Los pasos consumían la distancia mientras caminaba hacia
el aula.
Decidió entrar en el aula y dejarse llevar por la clase.
Desgraciadamente la primera hora no hubo profesor y tuvo que sentarse entre sus
amigos, a los que no pudo dirigir la palabra.
Pronto se apartó del grupo e inició su reproductor de
música. Necesitaba relajarse y no pensar, solo sentir el viento y las melodías
en sus oídos. No supo cómo llegó de nuevo al vasto corredor que daba al
edificio de Arquitectura. Se sentó en los escalones y comenzó a meditar la
situación, luego buscó entre sus cosas su vieja libreta en la que siguió
escribiendo el poema que había dejado inconcluso.
Sonó la campana que marcaba el fin de la primera hora, él
seguía abstraído en sus pensamientos, intentando tomar una decisión.
“Tú eres Santiago, ¿cierto?”, preguntó una voz conocida,
se trataba de Carla, la hipócrita mejor amiga de Gabriela, ciertamente nunca le
agradó mucho; hoy menos.
“Carla, me conoces, te conozco, nos conocemos”, dijo
Santi con voz hastiada, “no tienes que ser tan payasa”.
“Ay, qué cortante”, respondió con aquel tono de voz que
él tanto aborrecía, “solo quiero que lo nuestro sea menos monótono, siento que
me saludas solo por no quedar mal con Gaby”.

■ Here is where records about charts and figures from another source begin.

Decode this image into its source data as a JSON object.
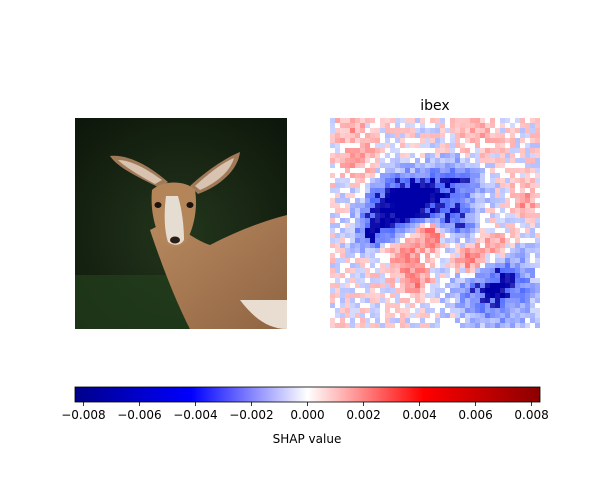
{
  "chart_data": [
    {
      "type": "image",
      "panel": "input-image",
      "title": "",
      "content": "photo of a young antelope (deer-like) with large ears on a dark green background"
    },
    {
      "type": "heatmap",
      "panel": "shap-explanation",
      "title": "ibex",
      "colormap": "diverging blue-white-red",
      "colorbar": {
        "label": "SHAP value",
        "vmin": -0.0083,
        "vmax": 0.0083,
        "ticks": [
          -0.008,
          -0.006,
          -0.004,
          -0.002,
          0.0,
          0.002,
          0.004,
          0.006,
          0.008
        ],
        "tick_labels": [
          "−0.008",
          "−0.006",
          "−0.004",
          "−0.002",
          "0.000",
          "0.002",
          "0.004",
          "0.006",
          "0.008"
        ]
      },
      "colors": {
        "negative": "#00008b",
        "neutral": "#ffffff",
        "positive": "#8b0000"
      }
    }
  ]
}
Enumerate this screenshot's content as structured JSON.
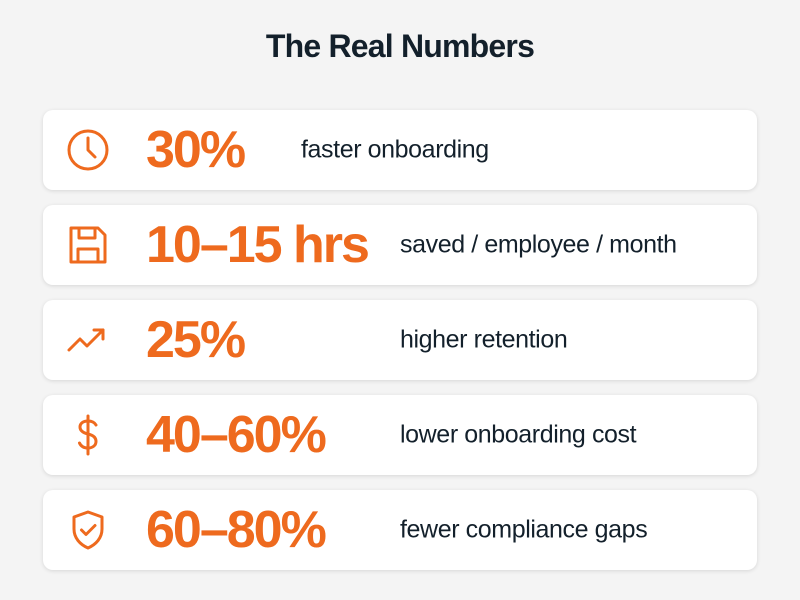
{
  "title": "The Real Numbers",
  "accent_color": "#ee6a1e",
  "rows": [
    {
      "icon": "clock-icon",
      "value": "30%",
      "label": "faster onboarding"
    },
    {
      "icon": "save-disk-icon",
      "value": "10–15 hrs",
      "label": "saved / employee / month"
    },
    {
      "icon": "trending-up-icon",
      "value": "25%",
      "label": "higher retention"
    },
    {
      "icon": "dollar-sign-icon",
      "value": "40–60%",
      "label": "lower onboarding cost"
    },
    {
      "icon": "shield-check-icon",
      "value": "60–80%",
      "label": "fewer compliance gaps"
    }
  ]
}
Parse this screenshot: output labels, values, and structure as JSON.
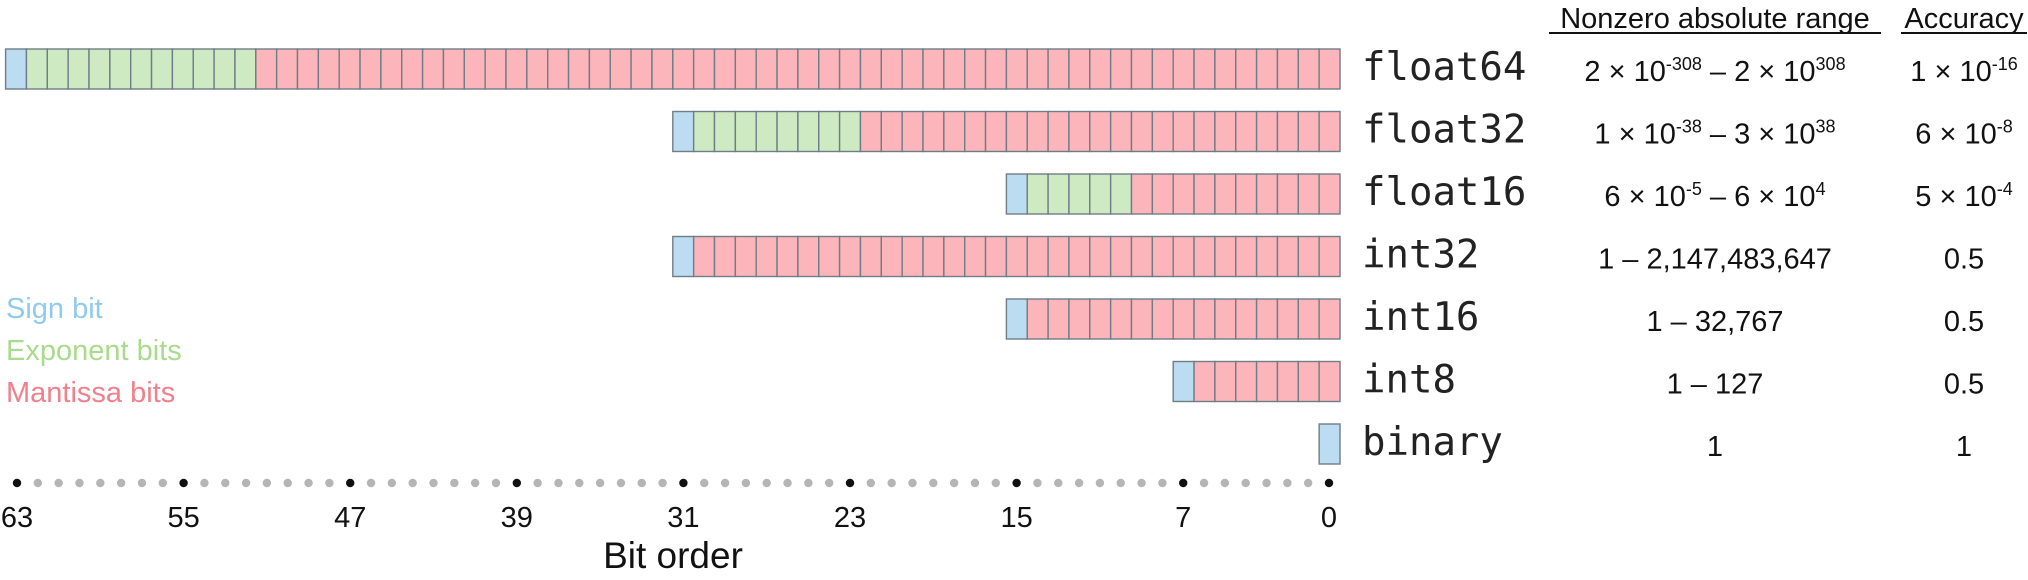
{
  "header": {
    "range_title": "Nonzero absolute range",
    "accuracy_title": "Accuracy"
  },
  "colors": {
    "sign": "#bcdcf2",
    "exponent": "#cdeac2",
    "mantissa": "#fcb5bb",
    "cell_border": "#6f7d86",
    "sign_text": "#8fcbee",
    "exponent_text": "#a9db8c",
    "mantissa_text": "#f0808c"
  },
  "legend": {
    "sign": "Sign bit",
    "exponent": "Exponent bits",
    "mantissa": "Mantissa bits"
  },
  "types": [
    {
      "name": "float64",
      "sign": 1,
      "exponent": 11,
      "mantissa": 52,
      "range": {
        "a": "2",
        "ae": "-308",
        "b": "2",
        "be": "308"
      },
      "accuracy": {
        "m": "1",
        "e": "-16"
      }
    },
    {
      "name": "float32",
      "sign": 1,
      "exponent": 8,
      "mantissa": 23,
      "range": {
        "a": "1",
        "ae": "-38",
        "b": "3",
        "be": "38"
      },
      "accuracy": {
        "m": "6",
        "e": "-8"
      }
    },
    {
      "name": "float16",
      "sign": 1,
      "exponent": 5,
      "mantissa": 10,
      "range": {
        "a": "6",
        "ae": "-5",
        "b": "6",
        "be": "4"
      },
      "accuracy": {
        "m": "5",
        "e": "-4"
      }
    },
    {
      "name": "int32",
      "sign": 1,
      "exponent": 0,
      "mantissa": 31,
      "range_text": "1 – 2,147,483,647",
      "accuracy_text": "0.5"
    },
    {
      "name": "int16",
      "sign": 1,
      "exponent": 0,
      "mantissa": 15,
      "range_text": "1 – 32,767",
      "accuracy_text": "0.5"
    },
    {
      "name": "int8",
      "sign": 1,
      "exponent": 0,
      "mantissa": 7,
      "range_text": "1 – 127",
      "accuracy_text": "0.5"
    },
    {
      "name": "binary",
      "sign": 1,
      "exponent": 0,
      "mantissa": 0,
      "range_text": "1",
      "accuracy_text": "1"
    }
  ],
  "axis": {
    "title": "Bit order",
    "tick_labels": [
      63,
      55,
      47,
      39,
      31,
      23,
      15,
      7,
      0
    ],
    "bits": 64
  }
}
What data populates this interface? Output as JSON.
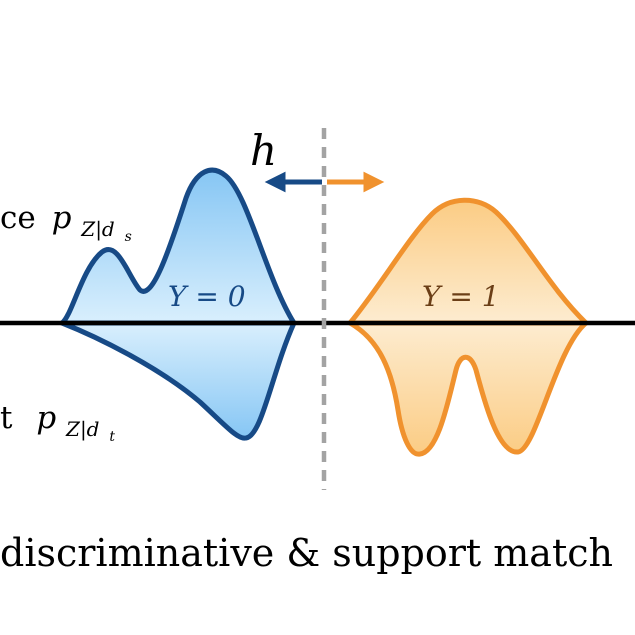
{
  "labels": {
    "hypothesis": "h",
    "source_prefix": "ce",
    "source_density": "p",
    "source_sub": "Z|d",
    "source_subsub": "s",
    "target_prefix": "t",
    "target_density": "p",
    "target_sub": "Z|d",
    "target_subsub": "t",
    "class0": "Y = 0",
    "class1": "Y = 1",
    "caption": "discriminative & support match"
  },
  "colors": {
    "blue_stroke": "#174a86",
    "blue_fill_top": "#8fcaf5",
    "blue_fill_bottom": "#e3f3fd",
    "orange_stroke": "#f0922e",
    "orange_fill_top": "#fbd08d",
    "orange_fill_bottom": "#fdeed3",
    "boundary": "#a3a3a3",
    "axis": "#000000",
    "class0_text": "#174a86",
    "class1_text": "#6b3f17"
  }
}
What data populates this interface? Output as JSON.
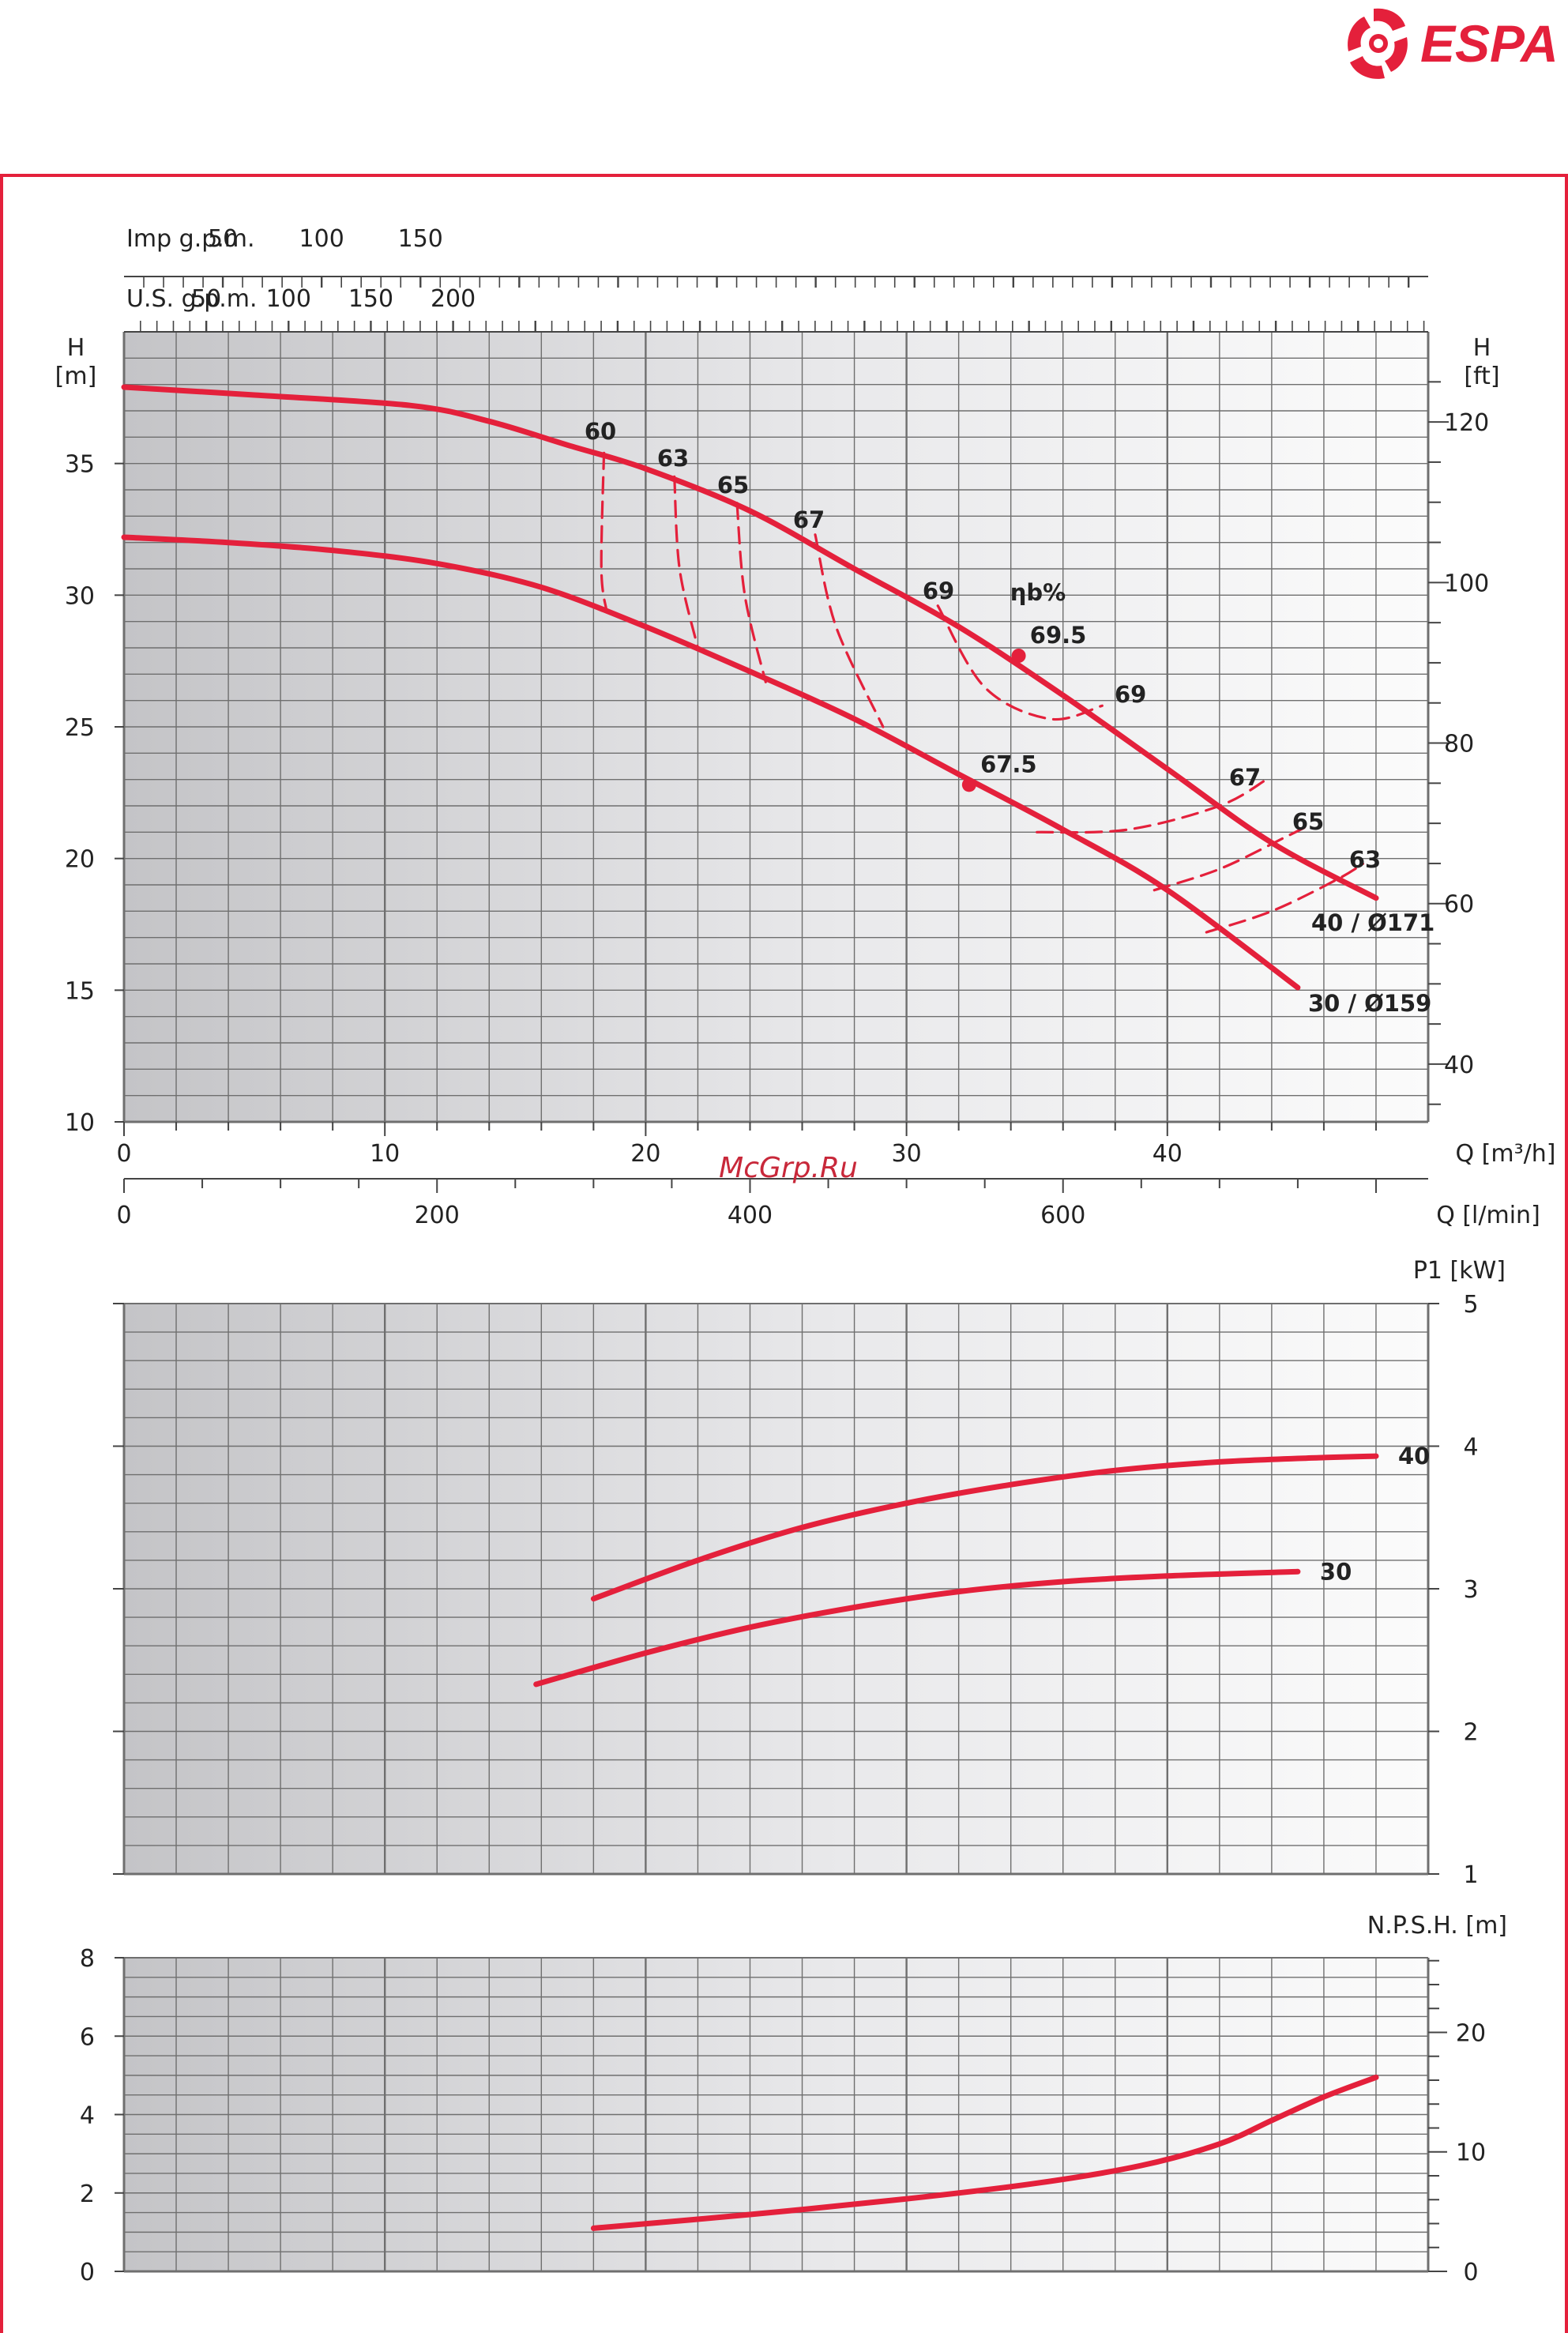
{
  "brand": {
    "name": "ESPA",
    "color": "#e4203b"
  },
  "watermark": "McGrp.Ru",
  "colors": {
    "curve": "#e4203b",
    "grid": "#6f6f6f",
    "frame": "#e4203b"
  },
  "chart_data": [
    {
      "type": "line",
      "id": "head",
      "title": "",
      "x_axis": {
        "label": "Q [m³/h]",
        "range": [
          0,
          50
        ],
        "ticks": [
          0,
          10,
          20,
          30,
          40
        ]
      },
      "secondary_x_axes": [
        {
          "label": "Q [l/min]",
          "ticks": [
            0,
            200,
            400,
            600
          ]
        },
        {
          "label": "U.S. g.p.m.",
          "ticks": [
            50,
            100,
            150,
            200
          ]
        },
        {
          "label": "Imp g.p.m.",
          "ticks": [
            50,
            100,
            150
          ]
        }
      ],
      "y_axis": {
        "label_top": "H",
        "label_unit": "[m]",
        "range": [
          10,
          39
        ],
        "ticks": [
          10,
          15,
          20,
          25,
          30,
          35
        ]
      },
      "y2_axis": {
        "label_top": "H",
        "label_unit": "[ft]",
        "ticks": [
          40,
          60,
          80,
          100,
          120
        ]
      },
      "efficiency_label": "ηb%",
      "grid": true,
      "series": [
        {
          "name": "40 / Ø171",
          "points": [
            [
              0,
              37.9
            ],
            [
              5,
              37.6
            ],
            [
              11,
              37.2
            ],
            [
              14,
              36.6
            ],
            [
              17,
              35.7
            ],
            [
              20,
              34.8
            ],
            [
              24,
              33.2
            ],
            [
              28,
              31.0
            ],
            [
              32,
              28.8
            ],
            [
              36,
              26.2
            ],
            [
              40,
              23.4
            ],
            [
              44,
              20.6
            ],
            [
              48,
              18.5
            ]
          ]
        },
        {
          "name": "30 / Ø159",
          "points": [
            [
              0,
              32.2
            ],
            [
              4,
              32.0
            ],
            [
              8,
              31.7
            ],
            [
              12,
              31.2
            ],
            [
              16,
              30.3
            ],
            [
              20,
              28.8
            ],
            [
              24,
              27.1
            ],
            [
              28,
              25.3
            ],
            [
              32,
              23.2
            ],
            [
              36,
              21.1
            ],
            [
              40,
              18.8
            ],
            [
              45,
              15.1
            ]
          ]
        }
      ],
      "efficiency_curves": [
        {
          "label": "60",
          "points": [
            [
              18.4,
              35.4
            ],
            [
              18.3,
              31.0
            ],
            [
              18.5,
              29.4
            ]
          ]
        },
        {
          "label": "63",
          "points": [
            [
              21.1,
              34.5
            ],
            [
              21.3,
              31.0
            ],
            [
              22.0,
              28.0
            ]
          ]
        },
        {
          "label": "65",
          "points": [
            [
              23.5,
              33.5
            ],
            [
              23.8,
              30.0
            ],
            [
              24.6,
              26.7
            ]
          ]
        },
        {
          "label": "67",
          "points": [
            [
              26.5,
              32.3
            ],
            [
              27.3,
              28.8
            ],
            [
              29.1,
              25.0
            ]
          ]
        },
        {
          "label": "69",
          "points": [
            [
              31.2,
              29.6
            ],
            [
              33.0,
              26.5
            ],
            [
              35.5,
              25.3
            ],
            [
              37.5,
              25.8
            ]
          ]
        },
        {
          "label": "67",
          "points": [
            [
              35.0,
              21.0
            ],
            [
              38.5,
              21.1
            ],
            [
              42.0,
              22.0
            ],
            [
              43.8,
              23.0
            ]
          ]
        },
        {
          "label": "65",
          "points": [
            [
              39.5,
              18.8
            ],
            [
              42.0,
              19.6
            ],
            [
              44.5,
              20.8
            ],
            [
              45.5,
              21.3
            ]
          ]
        },
        {
          "label": "63",
          "points": [
            [
              41.5,
              17.2
            ],
            [
              44.0,
              18.0
            ],
            [
              46.5,
              19.2
            ],
            [
              47.5,
              19.8
            ]
          ]
        }
      ],
      "bep_points": [
        {
          "label": "69.5",
          "q": 34.3,
          "h": 27.7
        },
        {
          "label": "67.5",
          "q": 32.4,
          "h": 22.8
        }
      ],
      "curve_labels": [
        {
          "text": "69",
          "q": 37.8,
          "h": 25.9
        }
      ]
    },
    {
      "type": "line",
      "id": "power",
      "x_axis": {
        "range": [
          0,
          50
        ]
      },
      "y_axis": {
        "label": "P1 [kW]",
        "range": [
          1,
          5
        ],
        "ticks": [
          1,
          2,
          3,
          4,
          5
        ]
      },
      "grid": true,
      "series": [
        {
          "name": "40",
          "points": [
            [
              18,
              2.93
            ],
            [
              22,
              3.2
            ],
            [
              26,
              3.43
            ],
            [
              30,
              3.6
            ],
            [
              34,
              3.73
            ],
            [
              38,
              3.83
            ],
            [
              42,
              3.89
            ],
            [
              46,
              3.92
            ],
            [
              48,
              3.93
            ]
          ]
        },
        {
          "name": "30",
          "points": [
            [
              15.8,
              2.33
            ],
            [
              20,
              2.55
            ],
            [
              24,
              2.73
            ],
            [
              28,
              2.87
            ],
            [
              32,
              2.98
            ],
            [
              36,
              3.05
            ],
            [
              40,
              3.09
            ],
            [
              45,
              3.12
            ]
          ]
        }
      ]
    },
    {
      "type": "line",
      "id": "npsh",
      "x_axis": {
        "range": [
          0,
          50
        ]
      },
      "y_axis": {
        "range": [
          0,
          8
        ],
        "ticks": [
          0,
          2,
          4,
          6,
          8
        ]
      },
      "y2_axis": {
        "label": "N.P.S.H. [m]",
        "ticks": [
          0,
          10,
          20
        ]
      },
      "grid": true,
      "series": [
        {
          "name": "",
          "points": [
            [
              18,
              1.1
            ],
            [
              24,
              1.45
            ],
            [
              30,
              1.85
            ],
            [
              35,
              2.25
            ],
            [
              39,
              2.7
            ],
            [
              42,
              3.25
            ],
            [
              44,
              3.85
            ],
            [
              46,
              4.45
            ],
            [
              48,
              4.95
            ]
          ]
        }
      ]
    }
  ]
}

“¿Lo nuestro?”, espetó con voz sarcástica Santiago,
mientras pensaba en algún insulto que le quedara bien a aquella figura siempre
vestida de rosa pastel.
“Sí”, dijo con un extraño brillo en los ojos, “he visto
tus señales”.
(“¿¡Qué malditas señales!?”) “¿Señales?”, dijo extrañado
Santiago.
“No finjas”, dijo ella y le tomó la mano, “no está Gaby
aquí, no tienes que fingir más”.
Al terminar de decirlo se le acercó y le dio un beso.
Un ruido seco se escuchó detrás de ellos. En el suelo
yacían una maqueta destrozada y una carta en un pequeño sobre verde, sellada
con una estampa en forma de corazón. Detrás de todo esto estaba ella, con las
piernas temblando y las manos colgando al aire, los labios en una mueca que
mezclaba dolor, confusión y tristeza; detrás de los anteojos que reflejaban la
poca luz natural estaban sus ojos oscuros, rojizos, empañados de lágrimas. Sus
cabellos enmarcaban una cara sonrojada por el coraje; Gabriela no pudo
pronunciar palabra y salió corriendo hacia los baños.
Los ojos de Santiago se llenaron de desolación al ver
destrozada la maqueta que habían hecho juntos la semana anterior y la pequeña
carta; pero sobre todo, se sentía morir al recordar los ojos de Gabriela, al
percibir sus lágrimas. Se soltó como pudo de Carla, incluso la empujó. Fue tras
de Gabriela, sin embargo frente a él apareció Hernán, amigo suyo, quien lo miró
con reproche y le dijo que no permitiría que hiciera más daño que el que ya
había hecho.
De un momento a otro todo se derrumbó.
Así comenzó su camino Santiago, con una enorme cruz a
cuestas. Aquel último día no acudió a ninguna clase, se dedicó a llorar en su
habitación, aún a cuesta de mentirle a su madre por su llegada temprano.